Defisit perdagangan Korea Selatan selama tiga bulan yang belum pernah terjadi sebelumnya dengan Tiongkok tidak menunjukkan “perubahan sistematis” langsung dalam hubungan tersebut, baik pemerintah Seoul maupun para analis menunjuk pada perlambatan ekonomi terbesar kedua di dunia tersebut.
Bulan lalu, perdagangan Korea Selatan dengan Tiongkok mencatat defisit sebesar US$570 juta menyusul defisit lebih dari US$1 miliar pada bulan Mei dan US$1,2 miliar pada bulan Juni, menurut data resmi yang dirilis pada hari Senin. Sebelum bulan Mei, Korea Selatan terakhir kali mencatat defisit perdagangan dengan Tiongkok pada tahun 1994.
Total ekspor Korea Selatan ke Tiongkok pada bulan Juli turun 2,5 persen bulan ke bulan menjadi US$13,2 miliar, sementara impor mencapai US$13,8 miliar, menurut Kementerian Perdagangan, Industri dan Energi.
“(Defisit perdagangan adalah) akibat kombinasi dampak perlambatan pertumbuhan ekonomi Tiongkok dan lockdown regional yang disebabkan oleh virus corona,” kata pemerintah Korea.
Namun, angka yang belum pernah terjadi sebelumnya ini masih menimbulkan kekhawatiran dalam negeri mengenai penurunan daya saing ekspor Korea di Tiongkok.
“Karena ketergantungan perdagangan Korea terhadap Tiongkok saat ini sangat tinggi, perlambatan laju pertumbuhan ekonomi Tiongkok telah menyebabkan perlambatan ekspor, yang pada gilirannya menyebabkan defisit perdagangan dan penurunan ekspor Korea,” kata Kang Sung-jin, seorang profesor ekonomi di Universitas Korea.
Tiongkok adalah mitra ekspor terbesar Korea Selatan, menyumbang hampir 25 persen dari total ekspornya.
Korea Selatan juga merupakan mitra impor terbesar Tiongkok selama tujuh tahun hingga tahun 2020, ketika negara tersebut diambil alih oleh Taiwan.
Para analis mengecilkan anggapan bahwa defisit perdagangan adalah hasil dari perusahaan-perusahaan Tiongkok yang mengejar dan menggantikan perusahaan-perusahaan Korea di industri-industri yang secara tradisional merupakan kekuatan Korea Selatan, termasuk semikonduktor.
Ekspor semikonduktor Korea Selatan ke Tiongkok meningkat sebesar 10,9 persen bulan ke bulan di bulan Juli, dengan baja, petrokimia, dan produk minyak bumi semuanya turun masing-masing sebesar 8,3, 14,1 dan 1,2 persen, karena pabrik-pabrik mengurangi impor karena ketidakpastian yang disebabkan oleh kebijakan nol-konduktor Beijing. kebijakan Covid.

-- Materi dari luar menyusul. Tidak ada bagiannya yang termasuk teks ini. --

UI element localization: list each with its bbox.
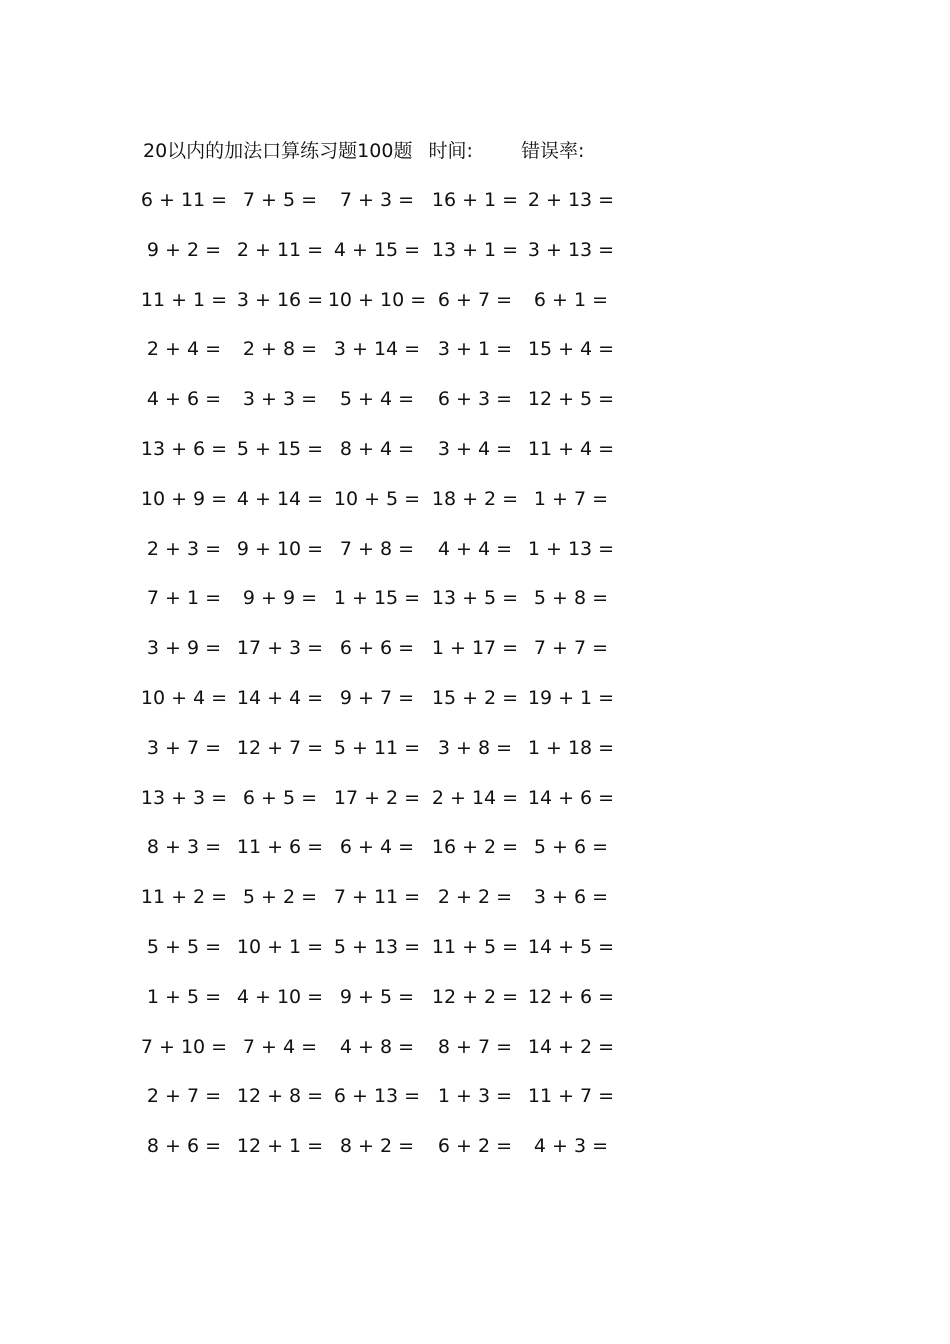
problem-item: 18 + 2 = <box>431 487 519 510</box>
problem-item: 13 + 5 = <box>431 587 519 610</box>
problem-item: 5 + 2 = <box>242 886 318 909</box>
problem-item: 3 + 3 = <box>242 388 318 411</box>
problem-item: 12 + 5 = <box>527 388 615 411</box>
problem-item: 3 + 8 = <box>437 736 513 759</box>
problem-item: 10 + 1 = <box>236 935 324 958</box>
problem-item: 9 + 2 = <box>146 238 222 261</box>
problem-item: 19 + 1 = <box>527 686 615 709</box>
problem-item: 2 + 11 = <box>236 238 324 261</box>
problem-item: 6 + 1 = <box>533 288 609 311</box>
problem-item: 3 + 13 = <box>527 238 615 261</box>
problem-item: 3 + 1 = <box>437 338 513 361</box>
problem-item: 15 + 4 = <box>527 338 615 361</box>
problem-item: 7 + 11 = <box>333 886 421 909</box>
problem-row <box>0 582 950 632</box>
problem-row <box>0 782 950 832</box>
problem-row <box>0 732 950 782</box>
problem-item: 11 + 7 = <box>527 1085 615 1108</box>
problem-item: 4 + 15 = <box>333 238 421 261</box>
problem-item: 13 + 6 = <box>140 437 228 460</box>
problem-row <box>0 533 950 583</box>
problem-item: 3 + 7 = <box>146 736 222 759</box>
problem-row <box>0 184 950 234</box>
problem-item: 6 + 4 = <box>339 836 415 859</box>
problem-item: 2 + 14 = <box>431 786 519 809</box>
problem-item: 7 + 1 = <box>146 587 222 610</box>
problem-item: 6 + 13 = <box>333 1085 421 1108</box>
problem-row <box>0 981 950 1031</box>
problem-item: 2 + 8 = <box>242 338 318 361</box>
problem-row <box>0 881 950 931</box>
problem-item: 4 + 6 = <box>146 388 222 411</box>
problem-item: 16 + 1 = <box>431 189 519 211</box>
problem-item: 1 + 18 = <box>527 736 615 759</box>
problem-item: 3 + 9 = <box>146 637 222 660</box>
problem-item: 9 + 5 = <box>339 985 415 1008</box>
worksheet-title: 20以内的加法口算练习题100题 <box>143 140 413 162</box>
problem-item: 7 + 3 = <box>339 189 415 211</box>
problem-item: 6 + 2 = <box>437 1135 513 1158</box>
problem-item: 1 + 13 = <box>527 537 615 560</box>
worksheet-header <box>143 136 584 166</box>
problem-item: 4 + 8 = <box>339 1035 415 1058</box>
problem-item: 6 + 3 = <box>437 388 513 411</box>
problem-item: 2 + 13 = <box>527 189 615 211</box>
problem-item: 1 + 17 = <box>431 637 519 660</box>
problem-row <box>0 284 950 334</box>
problem-item: 1 + 3 = <box>437 1085 513 1108</box>
problem-item: 7 + 8 = <box>339 537 415 560</box>
problem-item: 3 + 6 = <box>533 886 609 909</box>
problem-row <box>0 483 950 533</box>
problem-item: 17 + 3 = <box>236 637 324 660</box>
problem-item: 7 + 7 = <box>533 637 609 660</box>
problem-item: 11 + 5 = <box>431 935 519 958</box>
problem-item: 2 + 2 = <box>437 886 513 909</box>
problem-item: 3 + 16 = <box>236 288 324 311</box>
problem-row <box>0 831 950 881</box>
problem-item: 5 + 8 = <box>533 587 609 610</box>
problem-item: 7 + 5 = <box>242 189 318 211</box>
problem-item: 8 + 2 = <box>339 1135 415 1158</box>
problem-item: 9 + 10 = <box>236 537 324 560</box>
problem-item: 8 + 6 = <box>146 1135 222 1158</box>
problem-item: 2 + 3 = <box>146 537 222 560</box>
problem-item: 3 + 4 = <box>437 437 513 460</box>
error-rate-label: 错误率: <box>520 140 585 162</box>
problem-item: 11 + 4 = <box>527 437 615 460</box>
problem-item: 16 + 2 = <box>431 836 519 859</box>
problem-row <box>0 632 950 682</box>
problem-row <box>0 682 950 732</box>
problem-item: 5 + 11 = <box>333 736 421 759</box>
problem-item: 11 + 1 = <box>140 288 228 311</box>
problem-item: 10 + 4 = <box>140 686 228 709</box>
problem-item: 6 + 11 = <box>140 189 228 211</box>
problem-item: 1 + 5 = <box>146 985 222 1008</box>
problem-item: 5 + 6 = <box>533 836 609 859</box>
problem-item: 12 + 8 = <box>236 1085 324 1108</box>
problem-item: 6 + 5 = <box>242 786 318 809</box>
problem-item: 2 + 4 = <box>146 338 222 361</box>
problem-item: 3 + 14 = <box>333 338 421 361</box>
time-label: 时间: <box>428 140 473 162</box>
problem-row <box>0 931 950 981</box>
problem-row <box>0 1080 950 1130</box>
problem-item: 5 + 15 = <box>236 437 324 460</box>
problem-item: 17 + 2 = <box>333 786 421 809</box>
problem-item: 8 + 4 = <box>339 437 415 460</box>
problem-item: 13 + 3 = <box>140 786 228 809</box>
problem-row <box>0 1031 950 1081</box>
problem-item: 14 + 6 = <box>527 786 615 809</box>
problem-item: 11 + 6 = <box>236 836 324 859</box>
problem-item: 12 + 6 = <box>527 985 615 1008</box>
problem-item: 11 + 2 = <box>140 886 228 909</box>
problem-item: 7 + 4 = <box>242 1035 318 1058</box>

“Ekspor semikonduktor ke Tiongkok sebenarnya meningkat pesat pada paruh pertama tahun ini. Begitu pula dengan pasar chip kelas atas, kesenjangan teknologi (antara kedua negara) diperkirakan tidak akan mudah dipersempit,” kata Kang Min-joo, ekonom senior yang fokus pada Korea Selatan dan Jepang di ING Economics.
Kang Min-joo menambahkan bahwa meskipun persaingan antara kedua negara dalam industri semikonduktor akan semakin ketat, Tiongkok memerlukan waktu untuk mengganti produk Korea dengan produk alternatif yang diproduksi di dalam negeri.
“(Hal ini) karena produksi semikonduktor dan rantai pasokan sangat terkait secara global,… dan harus melintasi banyak negara untuk menghasilkan produk akhir,” tambah Kang Min-joo.
Namun daya saing ekspor Korea mungkin secara bertahap melemah di Tiongkok dalam jangka panjang, Kang Sung-jin dari Korea University memperingatkan.
“Mengingat tahap perkembangan ekonomi Korea saat ini telah mencapai level negara maju, maka tingkat ketergantungan negara terhadap surplus perdagangan akan berkurang di masa depan. Daya saing perdagangan negara ini terhadap Tiongkok juga akan berkurang,” kata profesor tersebut.
“Oleh karena itu, dari sudut pandang Korea, dalam jangka panjang adalah tepat untuk mengupayakan struktur ekonomi maju yang mendorong surplus transaksi berjalan melalui pergerakan modal atau memperkuat daya saing di industri jasa.
“Karena pasar komoditas akan kehilangan daya saing internasional dibandingkan dengan Tiongkok, akan sulit mempertahankan surplus perdagangan dengan model saat ini.”